Durch den landwirthschaftlichen Verein, der vor ihm blos eine Spielerei oder ein Nebenbau der Bureaukratie gewesen war, gewann unser Amtmann ein natürliches, persönliches Verhältniss zu den Angesehensten seines Bezirkes. Auch mit unserm Luzian war er dort auf heitere Weise vertraut geworden.

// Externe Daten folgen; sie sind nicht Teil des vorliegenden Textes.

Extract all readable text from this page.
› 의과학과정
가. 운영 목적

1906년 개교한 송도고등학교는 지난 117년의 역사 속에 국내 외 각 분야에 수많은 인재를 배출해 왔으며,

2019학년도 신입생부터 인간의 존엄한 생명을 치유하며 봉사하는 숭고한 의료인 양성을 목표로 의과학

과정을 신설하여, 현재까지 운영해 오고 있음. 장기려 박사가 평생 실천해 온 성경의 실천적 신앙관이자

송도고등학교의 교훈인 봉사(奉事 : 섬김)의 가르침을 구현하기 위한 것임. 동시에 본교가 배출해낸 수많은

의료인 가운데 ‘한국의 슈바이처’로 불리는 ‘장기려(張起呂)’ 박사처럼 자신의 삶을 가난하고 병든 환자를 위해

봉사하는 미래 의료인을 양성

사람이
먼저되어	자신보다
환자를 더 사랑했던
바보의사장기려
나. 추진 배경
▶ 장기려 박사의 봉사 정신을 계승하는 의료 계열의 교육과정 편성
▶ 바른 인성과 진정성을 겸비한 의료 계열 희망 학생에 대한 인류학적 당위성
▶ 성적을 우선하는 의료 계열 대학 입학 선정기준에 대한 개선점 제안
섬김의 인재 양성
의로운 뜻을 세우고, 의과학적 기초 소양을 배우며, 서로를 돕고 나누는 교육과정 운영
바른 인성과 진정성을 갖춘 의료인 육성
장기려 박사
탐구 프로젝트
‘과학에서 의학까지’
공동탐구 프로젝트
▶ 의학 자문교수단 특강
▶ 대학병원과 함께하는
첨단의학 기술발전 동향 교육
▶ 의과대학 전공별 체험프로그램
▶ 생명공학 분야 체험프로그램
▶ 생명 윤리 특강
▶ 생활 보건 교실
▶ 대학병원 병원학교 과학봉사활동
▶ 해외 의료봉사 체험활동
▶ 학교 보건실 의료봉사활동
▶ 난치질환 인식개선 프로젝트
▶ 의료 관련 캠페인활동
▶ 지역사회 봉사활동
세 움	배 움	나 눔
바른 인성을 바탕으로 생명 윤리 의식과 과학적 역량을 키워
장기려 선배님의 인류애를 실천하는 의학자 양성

Auf dem Wege nach dem Wirthshause begegnete den Beiden der Wendel, und der Oberamtmann fragte: „Soll ich nichts ausrichten an unser’ Amrei?“
„Dank schön, Herr Oberamtmann, nichts als einen schönen Gruss.“
Im Weitergehen erzählte der Beamte wie glücklich er und seine Frau seien, dass sie die wohlerzogene Tochter Wendels als Dienstmädchen im Hause hätten.
Im Wirthshause war Luzian viel gesprächsamer, indem er seine Ansicht entwickelte, dass man das beschädigte Korn rasch schneiden, jede Garbe in zwei Wieden binden und so aufrecht auf dem Felde dorren und zeitigen lassen müsse. Der Oberamtmann stimmte ihm vollkommen bei. Es bedurfte aber vieler Arbeit, um solches zu bewerkstelligen; die hellen Mondnächte mussten dazu genommen werden. Der Oberamtmann versprach ein schleuniges Ausschreiben an den ganzen Bezirk um Beihülfe, und Luzian sagte endlich: „Ich will heuť noch nach Althengstfeld reiten, die müssen uns helfen.“
„Ich mache den Umweg und reite mit,“ sagte der Amtmann.
Aus allen Häusern schauten sie auf, als man Luzian neben dem Oberamtmann durch das Dorf reiten sah.
In dieser Woche wurde fast übermenschlich gearbeitet, aber auch Hülfe von allen Seiten kam. Nacht und Tag wurde unablässig geschnitten und gebunden; nur am heissen Mittag gönnte man sich einige Stunden Schlaf. Am Samstag Abend lag Alles zu Bette, bevor die Betglocke läutete.